Com apenas cerca de 7% do Congresso com menos de 40 anos, isso pode não ser bom para a representação e aprovação de leis sobre questões que os jovens americanos se preocupam, como a necessidade de ação climática mais profunda.

Jon Fiva, professor da Norwegian Business School, afirma que políticos eleitos se comportam de maneira diferente durante os debates legislativos de acordo com sua idade e, “presumivelmente, também ao implementar políticas”. Ele estudou como a idade, o gênero, a origem social e a representação urbano-rural no Parlamento da Noruega afetam as discussões políticas

A idade está emergindo como uma nova linha divisória política que às vezes pode até superar a lealdade partidária. Ser simplesmente democrata ou republicano não decide as opiniões de uma pessoa. “É mais importante se você é um democrata jovem ou idoso, ou um republicano jovem ou idoso”, diz Fiva.

Por exemplo, uma pesquisa de 2021 do Pew Research Center descobriu que adultos da geração Z —nascidos após 1996— estavam mais interessados em lidar com as mudanças climáticas do que as gerações mais antigas. Mesmo entre os republicanos, os adultos mais jovens eram menos inclinados a apoiar o uso de combustíveis fósseis, com 44% da geração Z dizendo que apoiavam extração de petróleo com uso de técnicas agressivas de perfuração do solo em comparação com 74% dos baby boomers e republicanos mais velhos.

Outra pesquisa descobriu que os republicanos da geração Z também divergem de seus colegas mais velhos em questões como o reconhecimento da injustiça racial e o maior envolvimento do governo para resolver problemas, em vez de deixar que empresas e indivíduos lidem com eles.

Embora a diferença entre a idade dos legisladores e a população em geral seja especialmente marcante nos Estados Unidos, a sub-representação dos jovens na formulação de políticas é um problema em todo o mundo.
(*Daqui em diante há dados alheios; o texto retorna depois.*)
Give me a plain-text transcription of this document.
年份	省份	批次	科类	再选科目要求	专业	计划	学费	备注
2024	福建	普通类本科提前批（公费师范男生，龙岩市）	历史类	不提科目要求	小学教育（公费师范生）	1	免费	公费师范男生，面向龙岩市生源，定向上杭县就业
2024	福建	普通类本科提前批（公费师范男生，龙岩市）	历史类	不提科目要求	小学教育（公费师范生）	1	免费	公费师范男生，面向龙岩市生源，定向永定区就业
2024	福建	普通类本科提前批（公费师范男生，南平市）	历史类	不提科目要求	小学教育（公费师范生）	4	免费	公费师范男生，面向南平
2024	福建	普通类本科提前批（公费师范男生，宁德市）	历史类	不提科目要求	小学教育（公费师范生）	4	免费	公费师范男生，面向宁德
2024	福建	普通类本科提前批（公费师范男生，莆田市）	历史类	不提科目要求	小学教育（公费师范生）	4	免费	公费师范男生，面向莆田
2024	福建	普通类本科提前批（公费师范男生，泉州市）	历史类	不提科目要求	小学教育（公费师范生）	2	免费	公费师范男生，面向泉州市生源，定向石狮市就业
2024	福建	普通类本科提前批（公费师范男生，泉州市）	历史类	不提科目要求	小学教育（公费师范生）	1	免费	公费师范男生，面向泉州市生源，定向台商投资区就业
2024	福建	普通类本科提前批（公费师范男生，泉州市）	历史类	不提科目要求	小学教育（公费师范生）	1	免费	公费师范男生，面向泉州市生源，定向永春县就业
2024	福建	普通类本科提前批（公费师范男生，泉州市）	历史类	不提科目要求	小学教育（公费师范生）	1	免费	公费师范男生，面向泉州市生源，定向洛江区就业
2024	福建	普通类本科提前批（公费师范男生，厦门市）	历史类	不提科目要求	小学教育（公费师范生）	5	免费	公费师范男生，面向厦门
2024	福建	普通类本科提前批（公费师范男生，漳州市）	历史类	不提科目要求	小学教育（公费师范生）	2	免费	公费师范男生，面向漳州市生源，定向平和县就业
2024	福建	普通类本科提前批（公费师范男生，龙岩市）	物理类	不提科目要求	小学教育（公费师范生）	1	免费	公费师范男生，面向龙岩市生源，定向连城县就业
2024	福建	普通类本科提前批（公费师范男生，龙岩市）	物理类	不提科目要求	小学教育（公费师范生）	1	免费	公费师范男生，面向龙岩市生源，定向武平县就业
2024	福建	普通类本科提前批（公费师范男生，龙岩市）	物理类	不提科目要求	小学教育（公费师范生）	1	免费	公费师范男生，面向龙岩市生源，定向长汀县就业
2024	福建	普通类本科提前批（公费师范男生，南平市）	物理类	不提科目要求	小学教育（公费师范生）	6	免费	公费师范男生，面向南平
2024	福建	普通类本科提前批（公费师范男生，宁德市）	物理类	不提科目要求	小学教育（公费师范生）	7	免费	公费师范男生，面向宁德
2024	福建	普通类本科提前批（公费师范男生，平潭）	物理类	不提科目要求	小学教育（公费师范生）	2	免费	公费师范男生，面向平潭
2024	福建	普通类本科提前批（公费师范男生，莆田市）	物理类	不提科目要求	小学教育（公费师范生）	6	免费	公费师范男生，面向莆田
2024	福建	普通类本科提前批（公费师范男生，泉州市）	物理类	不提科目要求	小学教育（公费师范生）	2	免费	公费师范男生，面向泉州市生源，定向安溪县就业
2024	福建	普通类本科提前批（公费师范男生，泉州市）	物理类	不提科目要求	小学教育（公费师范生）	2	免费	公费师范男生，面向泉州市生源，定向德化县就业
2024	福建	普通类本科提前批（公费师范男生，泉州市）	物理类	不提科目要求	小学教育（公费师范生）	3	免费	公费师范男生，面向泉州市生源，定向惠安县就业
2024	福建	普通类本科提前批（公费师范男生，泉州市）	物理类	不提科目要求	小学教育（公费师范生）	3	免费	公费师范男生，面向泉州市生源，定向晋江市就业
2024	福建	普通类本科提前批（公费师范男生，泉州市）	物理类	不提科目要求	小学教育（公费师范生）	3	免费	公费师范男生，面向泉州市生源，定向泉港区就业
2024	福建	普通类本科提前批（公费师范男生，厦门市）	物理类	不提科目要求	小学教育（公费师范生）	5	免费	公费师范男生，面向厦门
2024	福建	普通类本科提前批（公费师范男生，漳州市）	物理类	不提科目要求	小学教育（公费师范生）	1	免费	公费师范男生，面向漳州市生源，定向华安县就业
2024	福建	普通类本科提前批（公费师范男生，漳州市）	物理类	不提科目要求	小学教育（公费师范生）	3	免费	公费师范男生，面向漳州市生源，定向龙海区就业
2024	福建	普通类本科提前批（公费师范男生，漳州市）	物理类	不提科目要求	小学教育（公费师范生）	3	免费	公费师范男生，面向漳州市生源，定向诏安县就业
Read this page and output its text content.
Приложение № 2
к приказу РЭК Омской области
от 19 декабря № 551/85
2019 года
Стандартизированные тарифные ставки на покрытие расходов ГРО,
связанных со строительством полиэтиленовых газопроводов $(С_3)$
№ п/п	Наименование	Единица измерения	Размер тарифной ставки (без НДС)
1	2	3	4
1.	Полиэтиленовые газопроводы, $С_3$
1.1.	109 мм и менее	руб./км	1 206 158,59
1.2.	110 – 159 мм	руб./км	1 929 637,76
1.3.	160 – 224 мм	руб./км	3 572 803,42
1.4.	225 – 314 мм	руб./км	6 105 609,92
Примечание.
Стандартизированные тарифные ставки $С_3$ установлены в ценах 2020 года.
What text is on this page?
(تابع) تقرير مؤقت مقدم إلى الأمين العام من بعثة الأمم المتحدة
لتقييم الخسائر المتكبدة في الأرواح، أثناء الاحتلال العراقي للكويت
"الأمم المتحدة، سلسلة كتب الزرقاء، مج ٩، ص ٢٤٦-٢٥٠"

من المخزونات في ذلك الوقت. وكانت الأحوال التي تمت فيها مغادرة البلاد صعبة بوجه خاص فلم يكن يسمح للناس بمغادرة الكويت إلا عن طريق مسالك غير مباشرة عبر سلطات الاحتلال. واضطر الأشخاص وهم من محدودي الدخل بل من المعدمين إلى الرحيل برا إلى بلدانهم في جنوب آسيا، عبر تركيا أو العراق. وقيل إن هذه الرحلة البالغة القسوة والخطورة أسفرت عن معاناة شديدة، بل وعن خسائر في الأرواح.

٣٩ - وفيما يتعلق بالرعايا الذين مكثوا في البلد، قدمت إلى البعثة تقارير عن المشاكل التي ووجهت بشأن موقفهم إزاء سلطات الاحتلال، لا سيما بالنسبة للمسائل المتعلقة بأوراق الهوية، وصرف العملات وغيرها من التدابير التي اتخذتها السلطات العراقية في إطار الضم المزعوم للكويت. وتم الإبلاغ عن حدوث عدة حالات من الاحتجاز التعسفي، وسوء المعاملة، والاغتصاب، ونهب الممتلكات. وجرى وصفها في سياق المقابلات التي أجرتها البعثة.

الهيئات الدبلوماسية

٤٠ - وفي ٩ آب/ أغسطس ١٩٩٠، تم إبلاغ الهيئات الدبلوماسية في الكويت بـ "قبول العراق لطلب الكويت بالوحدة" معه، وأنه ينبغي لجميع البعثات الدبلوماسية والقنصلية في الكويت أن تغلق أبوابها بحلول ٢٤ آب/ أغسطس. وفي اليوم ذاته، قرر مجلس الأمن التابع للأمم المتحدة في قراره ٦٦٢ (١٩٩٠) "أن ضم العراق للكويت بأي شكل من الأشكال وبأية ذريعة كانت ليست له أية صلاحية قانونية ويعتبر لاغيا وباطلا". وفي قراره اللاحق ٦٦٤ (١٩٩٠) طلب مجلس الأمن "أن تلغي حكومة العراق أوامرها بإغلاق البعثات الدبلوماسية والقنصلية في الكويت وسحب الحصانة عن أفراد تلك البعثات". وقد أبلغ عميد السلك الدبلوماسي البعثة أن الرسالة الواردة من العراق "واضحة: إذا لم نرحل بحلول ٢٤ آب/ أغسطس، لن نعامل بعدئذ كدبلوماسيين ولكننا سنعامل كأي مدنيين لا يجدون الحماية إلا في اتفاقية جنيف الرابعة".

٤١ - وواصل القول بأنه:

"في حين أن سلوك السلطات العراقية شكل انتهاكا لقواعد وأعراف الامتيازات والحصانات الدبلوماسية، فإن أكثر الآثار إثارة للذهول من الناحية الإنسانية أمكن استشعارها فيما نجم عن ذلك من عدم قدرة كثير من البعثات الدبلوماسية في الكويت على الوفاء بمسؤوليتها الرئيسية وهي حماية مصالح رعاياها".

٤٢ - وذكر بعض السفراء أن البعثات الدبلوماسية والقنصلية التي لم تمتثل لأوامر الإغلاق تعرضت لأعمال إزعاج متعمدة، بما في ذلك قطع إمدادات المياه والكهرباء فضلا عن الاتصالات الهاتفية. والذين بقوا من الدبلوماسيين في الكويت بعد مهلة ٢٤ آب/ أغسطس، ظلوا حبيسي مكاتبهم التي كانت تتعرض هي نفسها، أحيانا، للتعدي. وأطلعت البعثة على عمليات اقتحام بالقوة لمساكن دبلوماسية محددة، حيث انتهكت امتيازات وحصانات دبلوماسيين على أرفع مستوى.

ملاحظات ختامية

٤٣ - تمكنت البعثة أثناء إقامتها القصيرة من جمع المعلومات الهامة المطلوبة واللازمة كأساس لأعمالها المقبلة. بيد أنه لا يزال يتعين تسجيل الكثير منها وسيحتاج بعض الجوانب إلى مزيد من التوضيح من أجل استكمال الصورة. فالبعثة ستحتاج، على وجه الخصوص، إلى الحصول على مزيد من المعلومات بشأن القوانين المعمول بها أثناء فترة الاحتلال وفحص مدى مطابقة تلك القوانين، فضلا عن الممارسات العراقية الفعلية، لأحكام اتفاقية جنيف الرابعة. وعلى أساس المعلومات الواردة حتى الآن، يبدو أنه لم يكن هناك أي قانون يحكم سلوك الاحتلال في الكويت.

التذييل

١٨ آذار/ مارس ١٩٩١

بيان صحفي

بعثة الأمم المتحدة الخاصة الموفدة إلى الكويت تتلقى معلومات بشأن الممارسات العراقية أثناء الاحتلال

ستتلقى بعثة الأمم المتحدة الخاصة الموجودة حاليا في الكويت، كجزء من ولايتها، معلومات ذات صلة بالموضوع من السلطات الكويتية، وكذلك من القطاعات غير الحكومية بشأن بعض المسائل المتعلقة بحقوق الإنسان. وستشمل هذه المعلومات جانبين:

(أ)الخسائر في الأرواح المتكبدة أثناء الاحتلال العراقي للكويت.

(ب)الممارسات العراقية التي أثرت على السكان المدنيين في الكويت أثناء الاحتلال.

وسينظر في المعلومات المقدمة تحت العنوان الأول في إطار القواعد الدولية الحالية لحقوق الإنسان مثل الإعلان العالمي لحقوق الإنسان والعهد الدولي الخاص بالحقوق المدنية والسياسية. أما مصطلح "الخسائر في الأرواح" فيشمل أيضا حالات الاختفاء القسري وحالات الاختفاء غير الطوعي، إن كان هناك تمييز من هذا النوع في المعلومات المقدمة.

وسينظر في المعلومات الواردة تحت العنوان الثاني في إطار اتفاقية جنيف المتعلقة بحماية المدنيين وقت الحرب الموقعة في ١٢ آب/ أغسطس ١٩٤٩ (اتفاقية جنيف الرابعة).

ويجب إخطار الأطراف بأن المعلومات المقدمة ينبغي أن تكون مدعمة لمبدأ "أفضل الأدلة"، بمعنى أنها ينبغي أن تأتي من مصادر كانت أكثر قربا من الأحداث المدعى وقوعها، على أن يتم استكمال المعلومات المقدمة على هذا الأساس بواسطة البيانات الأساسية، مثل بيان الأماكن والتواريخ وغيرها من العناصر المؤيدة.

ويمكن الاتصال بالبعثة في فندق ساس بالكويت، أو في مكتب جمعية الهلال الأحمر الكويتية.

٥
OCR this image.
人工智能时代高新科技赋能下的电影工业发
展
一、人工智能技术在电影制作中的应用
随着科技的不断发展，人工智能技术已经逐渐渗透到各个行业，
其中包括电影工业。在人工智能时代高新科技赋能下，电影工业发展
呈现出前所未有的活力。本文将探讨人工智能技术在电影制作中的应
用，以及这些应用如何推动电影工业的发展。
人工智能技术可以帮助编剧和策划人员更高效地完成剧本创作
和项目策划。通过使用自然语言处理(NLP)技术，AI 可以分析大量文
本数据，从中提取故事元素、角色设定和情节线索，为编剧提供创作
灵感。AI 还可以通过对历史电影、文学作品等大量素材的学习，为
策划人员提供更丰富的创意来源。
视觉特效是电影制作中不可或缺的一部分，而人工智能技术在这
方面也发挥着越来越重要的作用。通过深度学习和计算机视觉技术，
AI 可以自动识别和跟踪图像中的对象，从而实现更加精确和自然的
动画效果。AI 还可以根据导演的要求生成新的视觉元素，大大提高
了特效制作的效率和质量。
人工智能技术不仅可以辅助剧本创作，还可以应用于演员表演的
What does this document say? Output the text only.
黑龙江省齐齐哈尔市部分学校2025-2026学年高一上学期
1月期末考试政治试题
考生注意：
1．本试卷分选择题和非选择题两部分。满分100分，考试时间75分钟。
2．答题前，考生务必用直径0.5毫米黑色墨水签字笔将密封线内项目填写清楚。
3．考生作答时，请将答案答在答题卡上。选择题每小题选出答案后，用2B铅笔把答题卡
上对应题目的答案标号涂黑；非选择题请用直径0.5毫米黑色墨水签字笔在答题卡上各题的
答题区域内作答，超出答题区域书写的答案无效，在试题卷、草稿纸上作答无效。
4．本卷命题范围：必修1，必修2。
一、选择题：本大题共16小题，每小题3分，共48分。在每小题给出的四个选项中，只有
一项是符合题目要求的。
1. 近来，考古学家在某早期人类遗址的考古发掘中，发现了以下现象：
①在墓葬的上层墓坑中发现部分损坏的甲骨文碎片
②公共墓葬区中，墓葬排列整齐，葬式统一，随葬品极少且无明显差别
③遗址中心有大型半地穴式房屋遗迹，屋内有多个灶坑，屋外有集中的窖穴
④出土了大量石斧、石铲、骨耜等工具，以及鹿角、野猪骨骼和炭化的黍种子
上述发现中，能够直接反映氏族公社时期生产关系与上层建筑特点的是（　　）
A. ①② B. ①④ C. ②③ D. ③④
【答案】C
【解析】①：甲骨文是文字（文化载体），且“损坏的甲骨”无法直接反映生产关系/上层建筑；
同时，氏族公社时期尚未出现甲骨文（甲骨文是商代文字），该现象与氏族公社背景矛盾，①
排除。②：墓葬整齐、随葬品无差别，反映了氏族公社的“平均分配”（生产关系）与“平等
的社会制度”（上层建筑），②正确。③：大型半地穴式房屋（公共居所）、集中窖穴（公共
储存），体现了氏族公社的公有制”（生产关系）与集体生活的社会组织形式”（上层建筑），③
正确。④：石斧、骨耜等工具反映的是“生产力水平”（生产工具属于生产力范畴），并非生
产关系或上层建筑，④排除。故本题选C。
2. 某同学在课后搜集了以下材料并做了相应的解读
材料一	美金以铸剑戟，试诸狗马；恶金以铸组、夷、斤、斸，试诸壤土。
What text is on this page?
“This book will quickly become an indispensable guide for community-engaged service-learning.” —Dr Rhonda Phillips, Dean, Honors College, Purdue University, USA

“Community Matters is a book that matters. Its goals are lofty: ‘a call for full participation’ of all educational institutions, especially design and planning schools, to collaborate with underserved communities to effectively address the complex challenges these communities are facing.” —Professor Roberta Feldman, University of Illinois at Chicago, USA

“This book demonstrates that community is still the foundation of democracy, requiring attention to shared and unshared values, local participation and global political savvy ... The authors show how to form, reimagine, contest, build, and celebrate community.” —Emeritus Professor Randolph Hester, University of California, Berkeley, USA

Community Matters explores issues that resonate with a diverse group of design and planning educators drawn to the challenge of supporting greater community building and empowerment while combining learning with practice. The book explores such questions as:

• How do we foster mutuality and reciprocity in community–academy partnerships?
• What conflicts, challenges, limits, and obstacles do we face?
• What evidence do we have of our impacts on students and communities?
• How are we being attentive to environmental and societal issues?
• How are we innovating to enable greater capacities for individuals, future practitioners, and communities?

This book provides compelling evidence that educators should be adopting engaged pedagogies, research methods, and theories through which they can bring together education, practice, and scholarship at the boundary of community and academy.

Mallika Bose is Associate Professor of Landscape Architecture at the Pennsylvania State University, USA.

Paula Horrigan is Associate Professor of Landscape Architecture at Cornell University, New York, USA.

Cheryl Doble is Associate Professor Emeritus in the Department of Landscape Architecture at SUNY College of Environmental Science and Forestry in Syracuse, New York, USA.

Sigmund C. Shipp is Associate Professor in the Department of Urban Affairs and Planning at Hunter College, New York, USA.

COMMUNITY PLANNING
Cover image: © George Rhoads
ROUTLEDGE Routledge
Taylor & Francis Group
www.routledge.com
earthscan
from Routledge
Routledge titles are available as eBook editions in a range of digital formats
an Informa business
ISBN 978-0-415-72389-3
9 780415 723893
De acordo com novos dados da União Interparlamentar, uma organização internacional de parlamentos nacionais, apenas 2,8% dos legisladores em todo o mundo têm menos de 30 anos. Em comparação, aproximadamente 18% da população mundial têm entre 18 e 29 anos.

Muitos desafios impedem que jovens aspirantes a legisladores entrem no cargo, como a falta de conexões políticas e endossos, poder limitado de arrecadação de fundos, e restrições de idade mínima estabelecidas por lei. Para ajudar os jovens a superar esses obstáculos, grupos como o Run for Something surgiram recentemente para oferecer treinamento, orientação e financiamento.

“Nosso governo hoje é administrado como uma gerontocracia”, diz Juan Ramiro Sarmiento, 29, porta-voz do Run For Something, que ajuda candidatos progressistas com menos de 40 anos a concorrerem a eleições estaduais e locais. “Portanto, não é surpresa que as políticas públicas que surgem de lá beneficiem eles.”

Isso significa que políticos mais velhos não vão aprovar leis que os impeçam de se reeleger, diz ele. Em vez disso, é necessário uma “massa crítica” de políticos jovens para trazer mudanças.

Brandon Sakbun, 27, que concorre à Prefeitura em Terre Haute, no estado de Indiana, depois de vencer a indicação democrata no início deste ano, está otimista de que mais eleitores começarão a apoiar candidatos mais jovens, pois procuram ideias e soluções frescas e fora do status quo.

“Estamos enfrentando um conjunto diferente de desafios com os quais as pessoas não foram confrontadas [anteriormente]”, diz ele, acrescentando que pessoas de ambos os partidos podem apoiar a ideia de “passar o bastão para uma nova geração”.